Une volonté affichée de l’ONF de jouer la carte du développement durable et de l’économie de proximité puisque l’on a fait appel à des partenaires locaux, que ce soit pour le bûcheronnage ou pour le débardage, remis au goût du jour dans la vallée par un jeune agriculteur installé à Miglos.

Cette pratique ancestrale est particulièrement bien adaptée à la montagne ariégeoise.

«Nous sommes ici au cœur du Parc Naturel Régional des Pyrénées Ariégeoises, dans une forêt domaniale traversée par le GR 10, créée artificiellement à la fin du XIXe siècle pour lutter contre les problèmes d’érosion.
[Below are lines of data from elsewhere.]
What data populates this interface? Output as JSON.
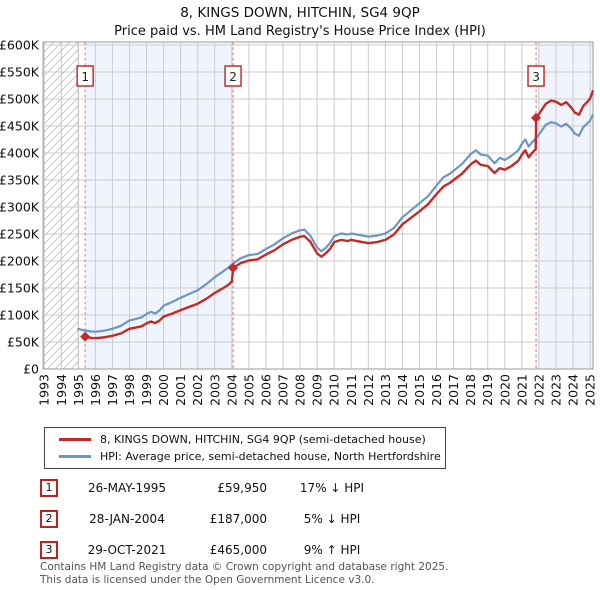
{
  "title": "8, KINGS DOWN, HITCHIN, SG4 9QP",
  "subtitle": "Price paid vs. HM Land Registry's House Price Index (HPI)",
  "legend": [
    {
      "label": "8, KINGS DOWN, HITCHIN, SG4 9QP (semi-detached house)",
      "color": "#c42a28"
    },
    {
      "label": "HPI: Average price, semi-detached house, North Hertfordshire",
      "color": "#6b96c8"
    }
  ],
  "sales": [
    {
      "num": "1",
      "date": "26-MAY-1995",
      "price": "£59,950",
      "hpi_diff": "17% ↓ HPI"
    },
    {
      "num": "2",
      "date": "28-JAN-2004",
      "price": "£187,000",
      "hpi_diff": "5% ↓ HPI"
    },
    {
      "num": "3",
      "date": "29-OCT-2021",
      "price": "£465,000",
      "hpi_diff": "9% ↑ HPI"
    }
  ],
  "footer": {
    "line1": "Contains HM Land Registry data © Crown copyright and database right 2025.",
    "line2": "This data is licensed under the Open Government Licence v3.0."
  },
  "chart_data": {
    "type": "line",
    "title": "8, KINGS DOWN, HITCHIN, SG4 9QP — Price paid vs. HPI",
    "x_axis": {
      "min": 1992.93,
      "max": 2025.17,
      "ticks": [
        1993,
        1994,
        1995,
        1996,
        1997,
        1998,
        1999,
        2000,
        2001,
        2002,
        2003,
        2004,
        2005,
        2006,
        2007,
        2008,
        2009,
        2010,
        2011,
        2012,
        2013,
        2014,
        2015,
        2016,
        2017,
        2018,
        2019,
        2020,
        2021,
        2022,
        2023,
        2024,
        2025
      ]
    },
    "y_axis": {
      "min": 0,
      "max": 600000,
      "tick_step": 50000,
      "tick_labels": [
        "£0",
        "£50K",
        "£100K",
        "£150K",
        "£200K",
        "£250K",
        "£300K",
        "£350K",
        "£400K",
        "£450K",
        "£500K",
        "£550K",
        "£600K"
      ]
    },
    "grid": true,
    "legend_position": "bottom",
    "colors": {
      "price_paid": "#c42a28",
      "hpi": "#6b96c8",
      "sale_line": "#f28080",
      "owned_fill": "#f0f4fc",
      "hatch": "#c9c9c9",
      "gridline": "#cccccc",
      "border": "#9a9a9a",
      "marker_box_border": "#bb2222"
    },
    "hatch_region": {
      "from": 1992.93,
      "to": 1995.0
    },
    "owned_regions": [
      [
        1995.4,
        2004.07
      ],
      [
        2021.83,
        2025.17
      ]
    ],
    "sale_events": [
      {
        "num": "1",
        "x": 1995.4,
        "y": 59950
      },
      {
        "num": "2",
        "x": 2004.07,
        "y": 187000
      },
      {
        "num": "3",
        "x": 2021.83,
        "y": 465000
      }
    ],
    "series": [
      {
        "name": "hpi",
        "color": "#6b96c8",
        "width": 2.2,
        "points": [
          [
            1995.0,
            74000
          ],
          [
            1995.25,
            72000
          ],
          [
            1995.5,
            70500
          ],
          [
            1995.75,
            69500
          ],
          [
            1996.0,
            69000
          ],
          [
            1996.3,
            70000
          ],
          [
            1996.6,
            71500
          ],
          [
            1997.0,
            74500
          ],
          [
            1997.5,
            80000
          ],
          [
            1998.0,
            90000
          ],
          [
            1998.4,
            93000
          ],
          [
            1998.7,
            95500
          ],
          [
            1999.0,
            102000
          ],
          [
            1999.25,
            106000
          ],
          [
            1999.5,
            103000
          ],
          [
            1999.75,
            108000
          ],
          [
            2000.0,
            117000
          ],
          [
            2000.5,
            124000
          ],
          [
            2001.0,
            132000
          ],
          [
            2001.5,
            139000
          ],
          [
            2002.0,
            146000
          ],
          [
            2002.5,
            157000
          ],
          [
            2003.0,
            170000
          ],
          [
            2003.5,
            181000
          ],
          [
            2003.8,
            188000
          ],
          [
            2004.1,
            196000
          ],
          [
            2004.5,
            205000
          ],
          [
            2005.0,
            211000
          ],
          [
            2005.5,
            213000
          ],
          [
            2006.0,
            222000
          ],
          [
            2006.5,
            231000
          ],
          [
            2007.0,
            242000
          ],
          [
            2007.5,
            251000
          ],
          [
            2008.0,
            257000
          ],
          [
            2008.25,
            258000
          ],
          [
            2008.6,
            247000
          ],
          [
            2009.0,
            225000
          ],
          [
            2009.25,
            218000
          ],
          [
            2009.5,
            224000
          ],
          [
            2009.75,
            233000
          ],
          [
            2010.0,
            246000
          ],
          [
            2010.4,
            251000
          ],
          [
            2010.8,
            249000
          ],
          [
            2011.0,
            251000
          ],
          [
            2011.5,
            248000
          ],
          [
            2012.0,
            245000
          ],
          [
            2012.5,
            247000
          ],
          [
            2013.0,
            251000
          ],
          [
            2013.5,
            261000
          ],
          [
            2014.0,
            281000
          ],
          [
            2014.5,
            294000
          ],
          [
            2015.0,
            307000
          ],
          [
            2015.5,
            320000
          ],
          [
            2016.0,
            340000
          ],
          [
            2016.4,
            355000
          ],
          [
            2016.8,
            362000
          ],
          [
            2017.0,
            367000
          ],
          [
            2017.5,
            380000
          ],
          [
            2018.0,
            398000
          ],
          [
            2018.3,
            405000
          ],
          [
            2018.6,
            397000
          ],
          [
            2019.0,
            395000
          ],
          [
            2019.4,
            381000
          ],
          [
            2019.7,
            391000
          ],
          [
            2020.0,
            387000
          ],
          [
            2020.4,
            395000
          ],
          [
            2020.8,
            405000
          ],
          [
            2021.0,
            417000
          ],
          [
            2021.2,
            425000
          ],
          [
            2021.4,
            412000
          ],
          [
            2021.6,
            420000
          ],
          [
            2021.83,
            427000
          ],
          [
            2022.0,
            434000
          ],
          [
            2022.4,
            452000
          ],
          [
            2022.7,
            457000
          ],
          [
            2023.0,
            455000
          ],
          [
            2023.3,
            449000
          ],
          [
            2023.6,
            454000
          ],
          [
            2023.9,
            445000
          ],
          [
            2024.1,
            436000
          ],
          [
            2024.35,
            432000
          ],
          [
            2024.6,
            448000
          ],
          [
            2024.85,
            455000
          ],
          [
            2025.0,
            460000
          ],
          [
            2025.15,
            470000
          ]
        ]
      },
      {
        "name": "price_paid",
        "color": "#c42a28",
        "width": 2.4,
        "points": [
          [
            1995.4,
            59950
          ],
          [
            1995.6,
            58500
          ],
          [
            1995.9,
            57000
          ],
          [
            1996.2,
            57500
          ],
          [
            1996.6,
            59000
          ],
          [
            1997.0,
            61500
          ],
          [
            1997.5,
            66000
          ],
          [
            1998.0,
            74500
          ],
          [
            1998.4,
            77000
          ],
          [
            1998.7,
            79000
          ],
          [
            1999.0,
            84500
          ],
          [
            1999.25,
            88000
          ],
          [
            1999.5,
            85000
          ],
          [
            1999.75,
            89500
          ],
          [
            2000.0,
            97000
          ],
          [
            2000.5,
            102500
          ],
          [
            2001.0,
            109000
          ],
          [
            2001.5,
            115000
          ],
          [
            2002.0,
            121000
          ],
          [
            2002.5,
            130000
          ],
          [
            2003.0,
            141000
          ],
          [
            2003.5,
            150000
          ],
          [
            2003.8,
            156000
          ],
          [
            2004.0,
            162000
          ],
          [
            2004.08,
            187000
          ],
          [
            2004.5,
            196000
          ],
          [
            2005.0,
            201000
          ],
          [
            2005.5,
            203000
          ],
          [
            2006.0,
            212000
          ],
          [
            2006.5,
            220000
          ],
          [
            2007.0,
            231000
          ],
          [
            2007.5,
            239000
          ],
          [
            2008.0,
            245000
          ],
          [
            2008.25,
            246000
          ],
          [
            2008.6,
            236000
          ],
          [
            2009.0,
            214000
          ],
          [
            2009.25,
            208000
          ],
          [
            2009.5,
            214000
          ],
          [
            2009.75,
            222000
          ],
          [
            2010.0,
            235000
          ],
          [
            2010.4,
            239000
          ],
          [
            2010.8,
            237000
          ],
          [
            2011.0,
            239000
          ],
          [
            2011.5,
            236000
          ],
          [
            2012.0,
            233000
          ],
          [
            2012.5,
            235000
          ],
          [
            2013.0,
            239000
          ],
          [
            2013.5,
            249000
          ],
          [
            2014.0,
            268000
          ],
          [
            2014.5,
            280000
          ],
          [
            2015.0,
            292000
          ],
          [
            2015.5,
            305000
          ],
          [
            2016.0,
            324000
          ],
          [
            2016.4,
            338000
          ],
          [
            2016.8,
            345000
          ],
          [
            2017.0,
            350000
          ],
          [
            2017.5,
            362000
          ],
          [
            2018.0,
            379000
          ],
          [
            2018.3,
            386000
          ],
          [
            2018.6,
            378000
          ],
          [
            2019.0,
            376000
          ],
          [
            2019.4,
            363000
          ],
          [
            2019.7,
            372000
          ],
          [
            2020.0,
            369000
          ],
          [
            2020.4,
            376000
          ],
          [
            2020.8,
            386000
          ],
          [
            2021.0,
            397000
          ],
          [
            2021.2,
            405000
          ],
          [
            2021.4,
            392000
          ],
          [
            2021.6,
            400000
          ],
          [
            2021.81,
            407000
          ],
          [
            2021.84,
            465000
          ],
          [
            2022.0,
            472000
          ],
          [
            2022.4,
            491000
          ],
          [
            2022.7,
            497000
          ],
          [
            2023.0,
            495000
          ],
          [
            2023.3,
            489000
          ],
          [
            2023.6,
            494000
          ],
          [
            2023.9,
            484000
          ],
          [
            2024.1,
            475000
          ],
          [
            2024.35,
            471000
          ],
          [
            2024.6,
            487000
          ],
          [
            2024.85,
            495000
          ],
          [
            2025.0,
            501000
          ],
          [
            2025.15,
            514000
          ]
        ]
      }
    ]
  }
}
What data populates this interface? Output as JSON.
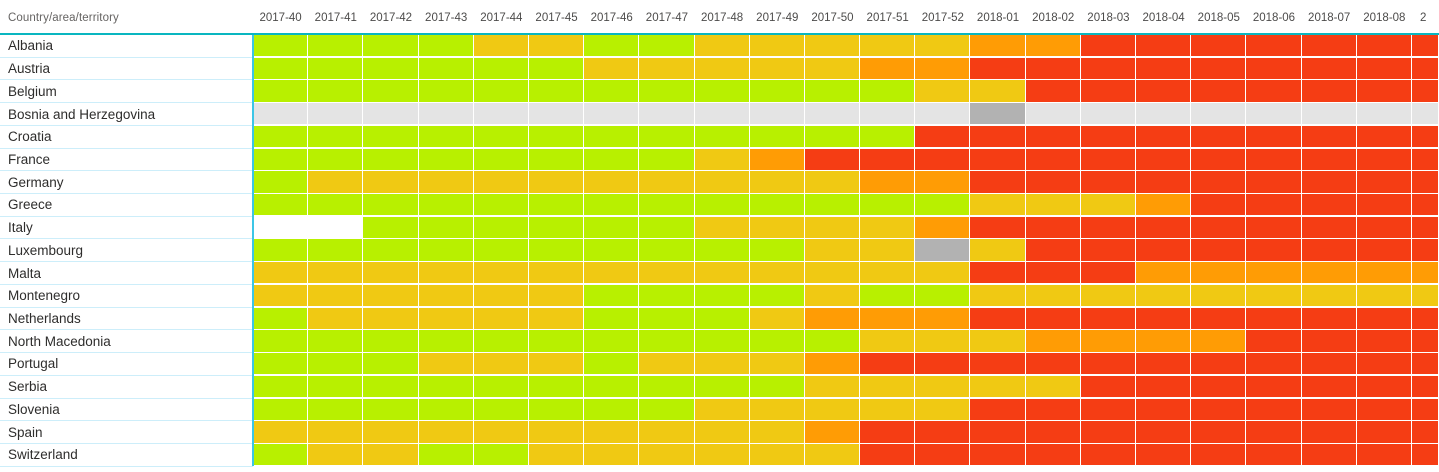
{
  "ui": {
    "header_underline_color": "#09b6c0",
    "grid_left_line_color": "#3cc6e6",
    "row_separator_color": "#cdeefa",
    "background": "#ffffff"
  },
  "chart_data": {
    "type": "heatmap",
    "title": "",
    "corner_label": "Country/area/territory",
    "legend_position": "none",
    "grid": true,
    "x_labels": [
      "2017-40",
      "2017-41",
      "2017-42",
      "2017-43",
      "2017-44",
      "2017-45",
      "2017-46",
      "2017-47",
      "2017-48",
      "2017-49",
      "2017-50",
      "2017-51",
      "2017-52",
      "2018-01",
      "2018-02",
      "2018-03",
      "2018-04",
      "2018-05",
      "2018-06",
      "2018-07",
      "2018-08",
      "2"
    ],
    "y_labels": [
      "Albania",
      "Austria",
      "Belgium",
      "Bosnia and Herzegovina",
      "Croatia",
      "France",
      "Germany",
      "Greece",
      "Italy",
      "Luxembourg",
      "Malta",
      "Montenegro",
      "Netherlands",
      "North Macedonia",
      "Portugal",
      "Serbia",
      "Slovenia",
      "Spain",
      "Switzerland"
    ],
    "cell_colors": {
      "G": "#b8f000",
      "Y": "#f0c913",
      "O": "#ff9c05",
      "R": "#f53d14",
      "N": "#e4e4e4",
      "D": "#b2b2b2",
      "W": "#ffffff"
    },
    "cell_color_meaning": {
      "G": "green",
      "Y": "yellow",
      "O": "orange",
      "R": "red",
      "N": "grey-light",
      "D": "grey-dark",
      "W": "blank"
    },
    "matrix": [
      [
        "G",
        "G",
        "G",
        "G",
        "Y",
        "Y",
        "G",
        "G",
        "Y",
        "Y",
        "Y",
        "Y",
        "Y",
        "O",
        "O",
        "R",
        "R",
        "R",
        "R",
        "R",
        "R",
        "R"
      ],
      [
        "G",
        "G",
        "G",
        "G",
        "G",
        "G",
        "Y",
        "Y",
        "Y",
        "Y",
        "Y",
        "O",
        "O",
        "R",
        "R",
        "R",
        "R",
        "R",
        "R",
        "R",
        "R",
        "R"
      ],
      [
        "G",
        "G",
        "G",
        "G",
        "G",
        "G",
        "G",
        "G",
        "G",
        "G",
        "G",
        "G",
        "Y",
        "Y",
        "R",
        "R",
        "R",
        "R",
        "R",
        "R",
        "R",
        "R"
      ],
      [
        "N",
        "N",
        "N",
        "N",
        "N",
        "N",
        "N",
        "N",
        "N",
        "N",
        "N",
        "N",
        "N",
        "D",
        "N",
        "N",
        "N",
        "N",
        "N",
        "N",
        "N",
        "N"
      ],
      [
        "G",
        "G",
        "G",
        "G",
        "G",
        "G",
        "G",
        "G",
        "G",
        "G",
        "G",
        "G",
        "R",
        "R",
        "R",
        "R",
        "R",
        "R",
        "R",
        "R",
        "R",
        "R"
      ],
      [
        "G",
        "G",
        "G",
        "G",
        "G",
        "G",
        "G",
        "G",
        "Y",
        "O",
        "R",
        "R",
        "R",
        "R",
        "R",
        "R",
        "R",
        "R",
        "R",
        "R",
        "R",
        "R"
      ],
      [
        "G",
        "Y",
        "Y",
        "Y",
        "Y",
        "Y",
        "Y",
        "Y",
        "Y",
        "Y",
        "Y",
        "O",
        "O",
        "R",
        "R",
        "R",
        "R",
        "R",
        "R",
        "R",
        "R",
        "R"
      ],
      [
        "G",
        "G",
        "G",
        "G",
        "G",
        "G",
        "G",
        "G",
        "G",
        "G",
        "G",
        "G",
        "G",
        "Y",
        "Y",
        "Y",
        "O",
        "R",
        "R",
        "R",
        "R",
        "R"
      ],
      [
        "W",
        "W",
        "G",
        "G",
        "G",
        "G",
        "G",
        "G",
        "Y",
        "Y",
        "Y",
        "Y",
        "O",
        "R",
        "R",
        "R",
        "R",
        "R",
        "R",
        "R",
        "R",
        "R"
      ],
      [
        "G",
        "G",
        "G",
        "G",
        "G",
        "G",
        "G",
        "G",
        "G",
        "G",
        "Y",
        "Y",
        "D",
        "Y",
        "R",
        "R",
        "R",
        "R",
        "R",
        "R",
        "R",
        "R"
      ],
      [
        "Y",
        "Y",
        "Y",
        "Y",
        "Y",
        "Y",
        "Y",
        "Y",
        "Y",
        "Y",
        "Y",
        "Y",
        "Y",
        "R",
        "R",
        "R",
        "O",
        "O",
        "O",
        "O",
        "O",
        "O"
      ],
      [
        "Y",
        "Y",
        "Y",
        "Y",
        "Y",
        "Y",
        "G",
        "G",
        "G",
        "G",
        "Y",
        "G",
        "G",
        "Y",
        "Y",
        "Y",
        "Y",
        "Y",
        "Y",
        "Y",
        "Y",
        "Y"
      ],
      [
        "G",
        "Y",
        "Y",
        "Y",
        "Y",
        "Y",
        "G",
        "G",
        "G",
        "Y",
        "O",
        "O",
        "O",
        "R",
        "R",
        "R",
        "R",
        "R",
        "R",
        "R",
        "R",
        "R"
      ],
      [
        "G",
        "G",
        "G",
        "G",
        "G",
        "G",
        "G",
        "G",
        "G",
        "G",
        "G",
        "Y",
        "Y",
        "Y",
        "O",
        "O",
        "O",
        "O",
        "R",
        "R",
        "R",
        "R"
      ],
      [
        "G",
        "G",
        "G",
        "Y",
        "Y",
        "Y",
        "G",
        "Y",
        "Y",
        "Y",
        "O",
        "R",
        "R",
        "R",
        "R",
        "R",
        "R",
        "R",
        "R",
        "R",
        "R",
        "R"
      ],
      [
        "G",
        "G",
        "G",
        "G",
        "G",
        "G",
        "G",
        "G",
        "G",
        "G",
        "Y",
        "Y",
        "Y",
        "Y",
        "Y",
        "R",
        "R",
        "R",
        "R",
        "R",
        "R",
        "R"
      ],
      [
        "G",
        "G",
        "G",
        "G",
        "G",
        "G",
        "G",
        "G",
        "Y",
        "Y",
        "Y",
        "Y",
        "Y",
        "R",
        "R",
        "R",
        "R",
        "R",
        "R",
        "R",
        "R",
        "R"
      ],
      [
        "Y",
        "Y",
        "Y",
        "Y",
        "Y",
        "Y",
        "Y",
        "Y",
        "Y",
        "Y",
        "O",
        "R",
        "R",
        "R",
        "R",
        "R",
        "R",
        "R",
        "R",
        "R",
        "R",
        "R"
      ],
      [
        "G",
        "Y",
        "Y",
        "G",
        "G",
        "Y",
        "Y",
        "Y",
        "Y",
        "Y",
        "Y",
        "R",
        "R",
        "R",
        "R",
        "R",
        "R",
        "R",
        "R",
        "R",
        "R",
        "R"
      ]
    ]
  }
}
Ces sont des parcelles de résineux, plus exactement de mélèzes, une essence introduite dans les Pyrénées à cette époque-là.

C’est un bois particulièrement recherché pour les charpentes et les menuiseries d’extérieur. Il se récolte ici mais il part ensuite en Catalogne sur de petites unités de sciage.

Dans le cadre de nos missions de gestion, nous sommes obligés de réaliser ces coupes pour améliorer les peuplements.

Pour une coupe aussi difficile d’accès et de si faible rendement (entre 150 à 200 m3), il est préférable de faire intervenir la traction animale
» poursuit le technicien ONF.

Sur place, Alexandre équipe Pompon son cheval et sa mule poitevine de trois ans: collier, traits et palonnier pour attacher les billes de bois.

«C’est mon premier chantier, jusqu’à présent je travaillais en traction animale exclusivement sur mon exploitation. C’est une spécialité que j’essaie de développer»

Un travail propre et économique qui devrait faire des émules.